Por aquellos días, una noticia hacía furor: la píldora anticonceptiva acababa de ser descubierta, y Strauss empezó a trabajar en sus laboratorios en una fórmula que le permitiera fabricar una píldora similar. Hasta ese momento al único que se le había ocurrido hacerlo era al doctor Pincus, un norteamericano. Sofía consiguió la composición de una fórmula eficiente mezclando acetato de
magestrol
con
mestrenol
, el resultado fue un eficaz método anticonceptivo que salió a la venta con éxito. Mientras hacía el trabajo no dejaba de pensar en que tal vez sería la única forma en la que finalmente ella podría disfrutar del amor. Había conocido a un hombre que le producía sentimientos confusos. Deseaba que la tocase más que ninguna otra cosa en el mundo, su presencia la hacía feliz, y cuando pensaba en él, su corazón latía deprisa. Instintivamente lo había ocultado a su abuelo, no deseaba que se enterase de nada. Pensaba que más adelante encontraría el momento apropiado para decírselo.

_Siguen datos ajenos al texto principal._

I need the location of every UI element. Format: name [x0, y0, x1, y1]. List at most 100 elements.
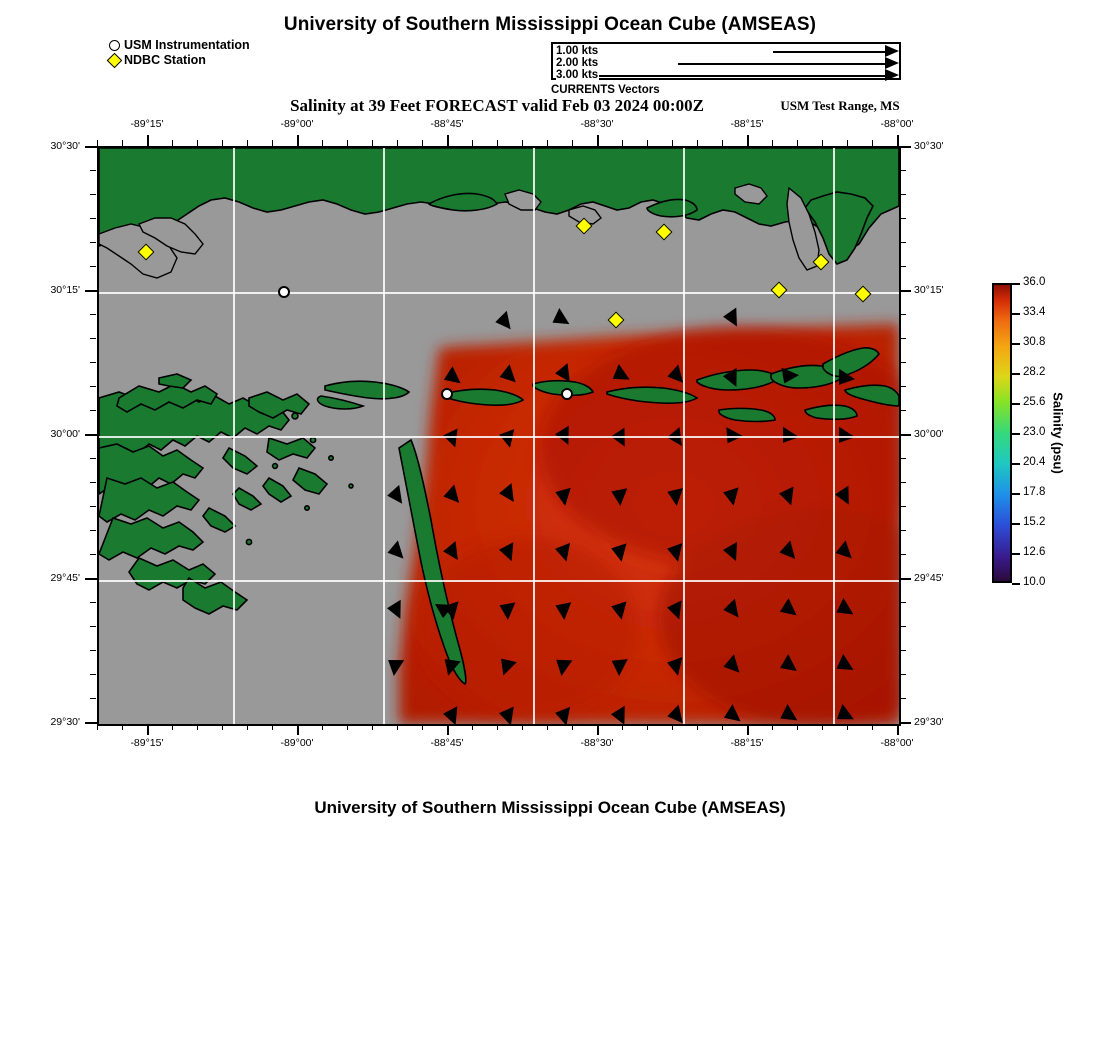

Paul Connery se encontraba en Zurich hacía poco tiempo, sustituyendo en el último momento al bioquímico que esperaba Strauss, para prestar asesoría en uno de sus mayores laboratorios. Su trabajo tenía que ver con uno de los que realizaba Sofía: los estudios avanzados sobre el posible uso de las hormonas para la prevención de las enfermedades cardíacas y de la arteriosclerosis, y en general, sobre la inevitable degeneración del organismo provocada por la vejez. Paul Connery formaba parte del equipo investigador de la Fundación Worcester para la Biología Experimental en Shrewsbury, Massachussets, de la cual era fundador el doctor Gregory Pincus, el inventor de los anticonceptivos orales. Sorprendentemente, Paul había vivido y estudiado en el Colegio Williams, en Williamstown. Cuando vio a Sofía, le pareció reconocer un rostro familiar. Tiempo después se enteraría de que la nieta del prominente Conrad Strauss era Sofía Garrett, la hija del doctor Albert Garrett de Williamstown, el mismo al que tantas veces había acudido su familia, el único médico del pueblo, por lo menos en aquella época. Strauss estaba contrariado, temía un acercamiento entre ellos.

Y no se equivocaba. Al encuentro inicial entre Paul y Sofía había seguido una fuerte atracción. A él le fascinó aquella mujer de rasgos marcados cuya mirada parecía traspasarlo, inteligente, de hablar pausado y de cuidadosos modales. Le atraía hasta su extraña manera de vestir, tratando de no resaltar sus encantos, que los tenía, y muchos. Poco a poco Sofía empezó a ocupar su mente la mayor parte del tiempo. Su comportamiento con ella no era como el que hubiera tenido con cualquier muchacha americana, se sentía obligado a mostrar lo mejor de sí. Sofía le producía un gran respeto, tanto, que a pesar de conocerse desde hacía cerca de dos meses, el único acercamiento íntimo fue un ligero beso en los labios hacía una semana al despedirse. La sensación que le había dejado era la de haber profanado un templo. En lugar de amedrentarlo, aquello acrecentó su interés, sospechaba que bajo la extraña apariencia anacoreta de Sofía, existía una mujer parecida a un volcán a punto de entrar en erupción.